Anneke van Giersbergen, ehemalige Sängerin bei den Holländern von THE GATHERING, verliess die Band überraschenderweise nach vierzehn Jahren um ihre eigene Gruppierung zu gründen: AGUA DE ANNIQUE. Das Debütalbum „Air“ setzt im Prinzip dort an, wo THE GATHERING mit „Nighttime Birds“ und „How To Measure A Planet“ begannen, und bietet straighten, atmosphärischen Gitarrenpop ohne grössere Abschweifungen oder Experimente.
Lebte THE GATHERING musikalisch in perfekter Symbiose mit Sängerin Anneke und zauberte emotional tiefe Momente, so lebt „Air“ ausschliesslich vom Gesang Annekes, während die Musik bei AGUA DE ANNIQUE lediglich schmückendes Beiwerk ist und keinerlei Melodien, Rhythmen oder Spannungbögen zu bieten hat, auf die man sich wirklich freuen kann. Ausnahmesängerin Anneke veredelt dabei die hier vorhandenen Popsongs engelhaft beschwörend und glänzt vor allem in Songs wie „Beautiful One“, dem Gänsehautsong „Day After Yesterday“, dem eingängigen und mit leichten Indie-Rock-Anleihen aufgepeppten „My Girl“ oder dem verträumten „Trail Of Grief“. Auch das zerbrechlich wirkende „Ice Water“, bei dem Anneke in den Backing Vocals Unterstützung in Gitarrist Joris Dirks findet, kann sich hören lassen. Der einzige schnellere Rocker „You Are Nice!“ zur Mitte des Albums fährt einige schwere Girarrenriffs auf, die im Gesamtbild des Albums allerdings völlig untergehen und sogar fehl am Platz wirken. Meine Favoriten auf diesem Album sind die melancholisch-jazzig angehauchte Nummer „Sunken Soldier Ball“ und das pink-floydig-inspirierte „Lost And Found“, auf dem im letzten Drittel noch einmal ein wunderschönes Gitarrensolo etwas Aufmerksamkeit auf sich ziehen kann.
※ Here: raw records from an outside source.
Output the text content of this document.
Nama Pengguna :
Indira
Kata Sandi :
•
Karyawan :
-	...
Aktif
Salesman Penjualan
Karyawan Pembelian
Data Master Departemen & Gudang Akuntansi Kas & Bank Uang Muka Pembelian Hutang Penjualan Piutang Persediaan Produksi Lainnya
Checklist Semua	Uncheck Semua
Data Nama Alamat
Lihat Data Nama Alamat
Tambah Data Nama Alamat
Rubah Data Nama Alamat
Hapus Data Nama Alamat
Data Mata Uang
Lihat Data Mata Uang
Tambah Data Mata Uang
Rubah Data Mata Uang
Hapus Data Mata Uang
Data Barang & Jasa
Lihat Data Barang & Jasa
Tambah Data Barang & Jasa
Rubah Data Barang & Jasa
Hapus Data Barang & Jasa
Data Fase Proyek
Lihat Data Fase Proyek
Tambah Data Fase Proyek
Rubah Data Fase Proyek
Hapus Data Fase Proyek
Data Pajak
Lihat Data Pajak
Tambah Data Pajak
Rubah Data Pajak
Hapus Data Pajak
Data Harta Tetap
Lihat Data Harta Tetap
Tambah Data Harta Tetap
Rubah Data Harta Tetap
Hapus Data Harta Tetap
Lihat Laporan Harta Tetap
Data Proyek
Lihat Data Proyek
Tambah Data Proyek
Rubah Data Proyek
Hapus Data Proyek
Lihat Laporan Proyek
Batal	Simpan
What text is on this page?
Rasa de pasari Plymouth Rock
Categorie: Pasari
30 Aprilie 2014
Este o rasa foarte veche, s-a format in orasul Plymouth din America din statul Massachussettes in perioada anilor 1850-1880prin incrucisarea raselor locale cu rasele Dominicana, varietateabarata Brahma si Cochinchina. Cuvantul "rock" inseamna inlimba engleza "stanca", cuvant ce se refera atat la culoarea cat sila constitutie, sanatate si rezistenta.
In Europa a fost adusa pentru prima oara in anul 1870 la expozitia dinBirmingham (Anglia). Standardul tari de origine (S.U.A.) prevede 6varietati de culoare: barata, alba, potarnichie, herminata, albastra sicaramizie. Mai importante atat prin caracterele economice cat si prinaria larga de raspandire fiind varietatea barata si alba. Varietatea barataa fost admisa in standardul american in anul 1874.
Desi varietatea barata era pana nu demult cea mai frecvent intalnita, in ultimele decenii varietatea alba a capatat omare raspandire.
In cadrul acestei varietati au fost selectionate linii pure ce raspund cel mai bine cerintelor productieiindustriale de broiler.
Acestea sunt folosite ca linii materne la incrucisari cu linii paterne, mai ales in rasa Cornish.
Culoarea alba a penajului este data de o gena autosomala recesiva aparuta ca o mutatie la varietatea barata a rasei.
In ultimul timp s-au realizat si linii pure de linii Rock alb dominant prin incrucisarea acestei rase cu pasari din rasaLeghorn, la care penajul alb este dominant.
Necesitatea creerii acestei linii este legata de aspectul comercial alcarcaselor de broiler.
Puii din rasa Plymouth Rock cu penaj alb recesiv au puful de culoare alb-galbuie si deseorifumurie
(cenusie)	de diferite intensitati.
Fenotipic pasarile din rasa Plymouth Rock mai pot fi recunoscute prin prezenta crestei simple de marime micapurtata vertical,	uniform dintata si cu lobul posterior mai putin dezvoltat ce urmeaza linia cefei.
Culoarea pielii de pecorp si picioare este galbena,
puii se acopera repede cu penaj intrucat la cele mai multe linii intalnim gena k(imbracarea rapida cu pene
Viele werden sich dieses Album nur aus einem Grund kaufen (wollen): Anneke van Giersbergen. Aber es muss ganz deutlich gesagt werden, dass es sich bei AGUA DE ANNIQUE definitiv nicht um THE GATHERING II handelt, denn „Air“ ist eine Ansammlung von süssen, zu keiner Zeit fesselnden Pop-Balladen, die ich bestenfalls als Gutenachtmusik empfehlen kann, oder jetzt für den Herbst, wenn man sich in Selbstmitleid und Melancholie daheim einigelt, mit einer schönen Tasse Heisser Schokolade und in Gedanken versunken vor sich her träumen möchte.